Na parterze, jak to zwykle bywa, był salonik, w którym znajdował się tylko kominek, duża, brązowa kanapa oraz stojąca lampka, która delikatnie oświetlała pomieszczenie. Alec w swojej wyobraźni już widział jak za chwilę zasiądą z Magnusem przy kominku, wtuleni w siebie grzejąc się ciepłem bijącym z ogniska. Salonik za dnia oświetlało mało okno, które teraz zasłaniała drewniana roleta. Nieopodal znajdowała się mała kuchnia, zwykła lodówka, gazówka, jedna szafka z garnkami, szuflada ze sztućcami. Ale wszedł na górę. Znajdywała się tam sypialnia z dwuosobowym łóżkiem i jedną komodą, na której stała nocna lampka. Okno tutaj było większe, a widok za dnia zapewne zapierał dech w piersiach. Z sypialni wchodziło się do łazienki. Domek był mały, umeblowany w podstawowe rzeczy, ale Alec był prze szczęśliwy. Magnus trafił idealnie w jego gust.

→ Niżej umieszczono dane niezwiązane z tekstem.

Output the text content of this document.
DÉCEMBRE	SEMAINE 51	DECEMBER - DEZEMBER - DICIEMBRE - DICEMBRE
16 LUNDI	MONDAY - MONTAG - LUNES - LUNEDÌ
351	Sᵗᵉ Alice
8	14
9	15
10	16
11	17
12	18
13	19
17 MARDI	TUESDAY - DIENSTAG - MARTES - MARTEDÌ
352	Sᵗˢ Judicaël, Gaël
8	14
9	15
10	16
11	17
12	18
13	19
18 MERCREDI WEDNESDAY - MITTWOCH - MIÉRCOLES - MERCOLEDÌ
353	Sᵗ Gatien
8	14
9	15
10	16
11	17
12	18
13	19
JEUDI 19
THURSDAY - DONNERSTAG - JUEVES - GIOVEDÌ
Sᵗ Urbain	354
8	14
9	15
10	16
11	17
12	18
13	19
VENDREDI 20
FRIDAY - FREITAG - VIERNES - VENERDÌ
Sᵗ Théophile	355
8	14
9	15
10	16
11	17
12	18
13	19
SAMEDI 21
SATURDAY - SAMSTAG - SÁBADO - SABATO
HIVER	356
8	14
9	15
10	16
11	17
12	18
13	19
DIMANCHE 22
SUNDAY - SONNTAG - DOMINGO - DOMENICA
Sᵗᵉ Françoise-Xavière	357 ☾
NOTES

-I jak Cukiereczku? - Magnus objął Aleca od tyłu. Był nieco zmęczony, ale nie chciał kończyć tego dnia. Czuł, że dopiero teraz czekają ich prawdziwe, piękne chwile.
-Jest wspaniale. Postarałeś się.
-Idealne miejsce na odpoczynek i regenerację. Chyba o to nam chodziło prawda? - Magnus złożył pocałunek na karku Aleca myśląc już o jego ukrytych pod ubraniem tatuażach.

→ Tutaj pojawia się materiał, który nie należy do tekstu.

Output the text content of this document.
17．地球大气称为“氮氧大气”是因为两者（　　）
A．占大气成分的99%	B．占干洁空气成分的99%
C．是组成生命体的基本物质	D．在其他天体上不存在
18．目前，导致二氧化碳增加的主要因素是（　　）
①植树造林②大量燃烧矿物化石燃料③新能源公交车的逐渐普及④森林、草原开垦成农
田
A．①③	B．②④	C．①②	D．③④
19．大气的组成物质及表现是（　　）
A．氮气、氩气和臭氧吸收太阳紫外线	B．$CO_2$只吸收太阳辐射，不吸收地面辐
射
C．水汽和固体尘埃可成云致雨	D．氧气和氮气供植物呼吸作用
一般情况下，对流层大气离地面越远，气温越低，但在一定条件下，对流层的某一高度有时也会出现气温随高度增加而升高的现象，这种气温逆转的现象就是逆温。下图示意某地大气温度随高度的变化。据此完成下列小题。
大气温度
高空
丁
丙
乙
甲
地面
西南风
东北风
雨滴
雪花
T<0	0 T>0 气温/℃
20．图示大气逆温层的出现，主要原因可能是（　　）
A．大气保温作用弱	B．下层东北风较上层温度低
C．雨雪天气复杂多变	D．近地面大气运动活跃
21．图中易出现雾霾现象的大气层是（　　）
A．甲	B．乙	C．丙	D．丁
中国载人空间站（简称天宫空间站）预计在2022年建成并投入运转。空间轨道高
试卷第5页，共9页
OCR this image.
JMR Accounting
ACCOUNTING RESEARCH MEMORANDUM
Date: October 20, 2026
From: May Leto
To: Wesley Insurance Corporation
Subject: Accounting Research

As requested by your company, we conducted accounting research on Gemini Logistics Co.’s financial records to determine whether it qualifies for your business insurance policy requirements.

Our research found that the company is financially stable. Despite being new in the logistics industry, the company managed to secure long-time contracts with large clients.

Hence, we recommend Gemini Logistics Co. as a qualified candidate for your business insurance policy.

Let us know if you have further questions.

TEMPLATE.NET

-W życiu nie posądziłbym Cię o taki romantyzm. - Alec złapał Magnusa za ręce. Naprawdę był zaskoczony i nie potrafił, a nawet nie chciał, tego ukrywać.
-No wiesz Ty co..
-Mógłbym tu zostać na zawsze. - odparł rozmarzony Alec. Naprawdę, gdyby nie Izzy, Max i jego mama mógłby tu już zostać na zawsze. Z dala od Jace, Hodge i porachunków gangsterów.
-W sumie to nie jest taki głupi pomysł. - Magnus się uśmiechnął. Czy ojciec prędzej czy później znalazłby ich tutaj?
-Martwi mnie tylko jeden fakt..
-Jaki?
-Chyba w pobliżu nie ma sklepu. - obydwoje zaczęli się śmiać.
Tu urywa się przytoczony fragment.